Western Swamp Tortoise Breeding for Release Programme

To breed and reintroduce western swamp tortoises into their former range in Australia

 

The western swamp tortoise or short-necked freshwater tortoise (Pseudemydura umbrina) is Australia's most critically endangered reptile. The western swamp tortoise has only been recorded in scattered localities in a narrow, 3–5 km strip of the Swan coastal plain in Western Australia. It is believed that their original habitat was in the clay soil areas of the Swan Valley to the north of Perth. This area was one of the first to be developed for agriculture after the arrival of European settlers in 1829.

 

The western swamp tortoise's lifecycle requires shallow winter and spring wet ephemeral swamps with clay or clay overlayed with sand substrates. The small remaining areas of this specialised habitat are close to urbanisation. Between 1963 and 2001, the numbers of these tortoises known to be alive in the wild fluctuated between 40 and 120. Without a recovery programme and significant efforts to restock the population, this tortoise would likely have become extinct.

 

In 1988, a conservation breeding programme was initiated by Dr Gerald Kuchling from the University of Western Australia and was taken over by Perth Zoo in 1989. A Recovery Team was established in 1990. In July 1991, responsibility for conservation breeding passed from the Western Swamp Tortoise Captive Breeding Project Management Committee to Perth Zoo.

 

A number of management tools were developed to ensure successful breeding. The diet was re-evaluated and a series of special "puddings" developed, consisting of marron, yabbies, fish, egg yolks and vitamin and mineral supplements in gelatine.
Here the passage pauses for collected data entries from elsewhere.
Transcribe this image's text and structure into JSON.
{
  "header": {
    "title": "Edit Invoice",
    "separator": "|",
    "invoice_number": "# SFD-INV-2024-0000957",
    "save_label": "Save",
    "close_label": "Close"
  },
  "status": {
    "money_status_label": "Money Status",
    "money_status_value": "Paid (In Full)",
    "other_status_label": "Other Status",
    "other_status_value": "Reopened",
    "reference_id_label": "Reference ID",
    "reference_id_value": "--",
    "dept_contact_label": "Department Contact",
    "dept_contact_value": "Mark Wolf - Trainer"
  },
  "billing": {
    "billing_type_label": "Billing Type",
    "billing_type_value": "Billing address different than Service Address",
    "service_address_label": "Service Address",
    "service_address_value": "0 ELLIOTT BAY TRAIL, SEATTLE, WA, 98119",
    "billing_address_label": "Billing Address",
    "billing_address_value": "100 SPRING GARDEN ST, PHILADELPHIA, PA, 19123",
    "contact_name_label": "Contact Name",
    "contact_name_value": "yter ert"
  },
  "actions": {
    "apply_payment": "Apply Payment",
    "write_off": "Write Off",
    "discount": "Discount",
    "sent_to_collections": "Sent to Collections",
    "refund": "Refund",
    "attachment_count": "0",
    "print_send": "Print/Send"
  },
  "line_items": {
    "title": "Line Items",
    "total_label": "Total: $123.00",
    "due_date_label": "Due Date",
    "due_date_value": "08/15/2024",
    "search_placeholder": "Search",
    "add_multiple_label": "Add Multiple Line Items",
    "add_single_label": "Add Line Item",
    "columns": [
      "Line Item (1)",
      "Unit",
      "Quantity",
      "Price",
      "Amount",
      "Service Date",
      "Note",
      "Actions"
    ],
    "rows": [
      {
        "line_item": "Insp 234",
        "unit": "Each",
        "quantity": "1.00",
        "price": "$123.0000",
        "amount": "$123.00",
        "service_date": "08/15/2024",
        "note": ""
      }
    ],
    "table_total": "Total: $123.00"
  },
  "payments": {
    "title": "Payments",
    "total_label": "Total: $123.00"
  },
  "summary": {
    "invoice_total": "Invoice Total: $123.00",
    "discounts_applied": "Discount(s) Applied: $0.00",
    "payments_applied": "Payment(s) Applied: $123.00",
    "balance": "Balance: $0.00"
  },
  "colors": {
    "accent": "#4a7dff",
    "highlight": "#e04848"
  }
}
This diet improved the condition of the females that started to ovulate. Over the years, genetic management has been a critical factor due to the small size of the original population.

 

One of the key factors in breeding western swamp tortoises is to allow them to aestivate. This happens naturally in the wild from November to June each year (although the exact time frame varies with the amount of rain and time of year the region receives the rainfall). Perth Zoo encourages this natural behaviour as it is essential for breeding. When the tortoises reach 100 g in weight (about three years of age), they are released into managed wild habitats by the Western Australian Department of Parks and Wildlife.

 

In combination, these tools have resulted in a very successful breed-for-release programme. Since 1988, Perth Zoo has bred more than 900 western swamp tortoises of which more than 638 have been released (figures as at 2014).

 

WAZA Conservation Project 05028 is implemented by Perth Zoo in partnership with the Western Swamp Tortoise Recovery Team members, with input from Dr Gerald Kuchling of the Western Australian Department of Parks and Wildlife, the World Wildlife Fund and Friends of the Western Swamp Tortoise. Boral Midland Brick has been a valued project sponsor, supporting the project by supplying many of the bricks used in the construction of the new western swamp tortoise facility. The facility is due for completion in November 2014. Adelaide Zoo has successfully developed a second insurance population to ensure that all the western swamp tortoise "eggs" are not in one basket.